Em primeiro plano, é de extrema importância mencionar os impactos ambien-tais causados por grandes empresas. De acordo com o famoso filme, “Wall-E”, é retratado uma planeta fictício, aonde as grandes empresas entulharam a terra de lixo e poluentes, resultados de decádas de consumo em massa. Certamente, esse tema aparece de uma forma radical no filme, porém promove uma reflexão importante nos indivíduos sobre os impactos ambientais que estamos vivendo atualmente, como efeito estufa, desmatamento, questão hidrica e o que se espera para o futuro do planeta, se nada for feito para evoluir a forma de consumo atual.
Haja vista que as empresas que se apropriam da causa sustentável para atrair consumidores, também contribuem diretamente nos impactos ambientais. Adema-is, tornam impossível uma evolução para desenvolvimento sustentável sair da utopia e se tornar realidade.
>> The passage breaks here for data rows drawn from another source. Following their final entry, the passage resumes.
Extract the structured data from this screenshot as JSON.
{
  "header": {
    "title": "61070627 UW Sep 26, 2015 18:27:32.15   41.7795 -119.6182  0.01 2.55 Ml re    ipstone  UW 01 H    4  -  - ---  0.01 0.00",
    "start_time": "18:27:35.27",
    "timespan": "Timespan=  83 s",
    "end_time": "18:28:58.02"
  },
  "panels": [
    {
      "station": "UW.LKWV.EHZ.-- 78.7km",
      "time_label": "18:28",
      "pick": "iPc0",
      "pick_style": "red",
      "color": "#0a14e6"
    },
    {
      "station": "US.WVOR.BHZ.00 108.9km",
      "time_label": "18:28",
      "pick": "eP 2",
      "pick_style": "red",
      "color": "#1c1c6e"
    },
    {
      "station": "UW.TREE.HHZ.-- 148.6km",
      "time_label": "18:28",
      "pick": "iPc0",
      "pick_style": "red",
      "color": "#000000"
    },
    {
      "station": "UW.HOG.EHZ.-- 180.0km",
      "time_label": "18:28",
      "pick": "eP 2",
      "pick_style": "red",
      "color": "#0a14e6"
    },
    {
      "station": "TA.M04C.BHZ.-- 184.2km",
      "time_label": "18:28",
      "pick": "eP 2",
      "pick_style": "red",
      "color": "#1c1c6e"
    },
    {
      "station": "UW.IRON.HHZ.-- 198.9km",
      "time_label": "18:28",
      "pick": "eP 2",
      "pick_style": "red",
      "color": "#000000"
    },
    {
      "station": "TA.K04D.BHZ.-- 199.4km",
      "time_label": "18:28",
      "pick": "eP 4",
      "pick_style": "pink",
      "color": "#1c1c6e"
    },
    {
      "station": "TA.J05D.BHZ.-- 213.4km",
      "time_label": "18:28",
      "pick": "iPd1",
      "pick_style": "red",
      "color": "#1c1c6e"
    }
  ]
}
Pois, essas empresas falham severamente ao aplicar a justiça sócioambiental e a ecoeficiência em seu trabalho, dois de três pilares mais importantes na construção do desenvolvimento sustentável.
Portanto, a Comissão Mundial do Meio Ambiente e Desenvolvimento, como garantidor da justa interseção entre a econômia e a conservação ambiental, deve tornar mais eficaz seus planos de garantir um adequado equilíbrio entre a econômia, a questão social e o meio ambiente. Isso é, aplicar multas de alto valor não só para empresas que realizam crimes ambientais, mas também para empresas que fingem trabalhar com a sustantabilidade para atrair consumidores. E assim, consequentemente controlar o avanço dos impactos ambientais no Brasil.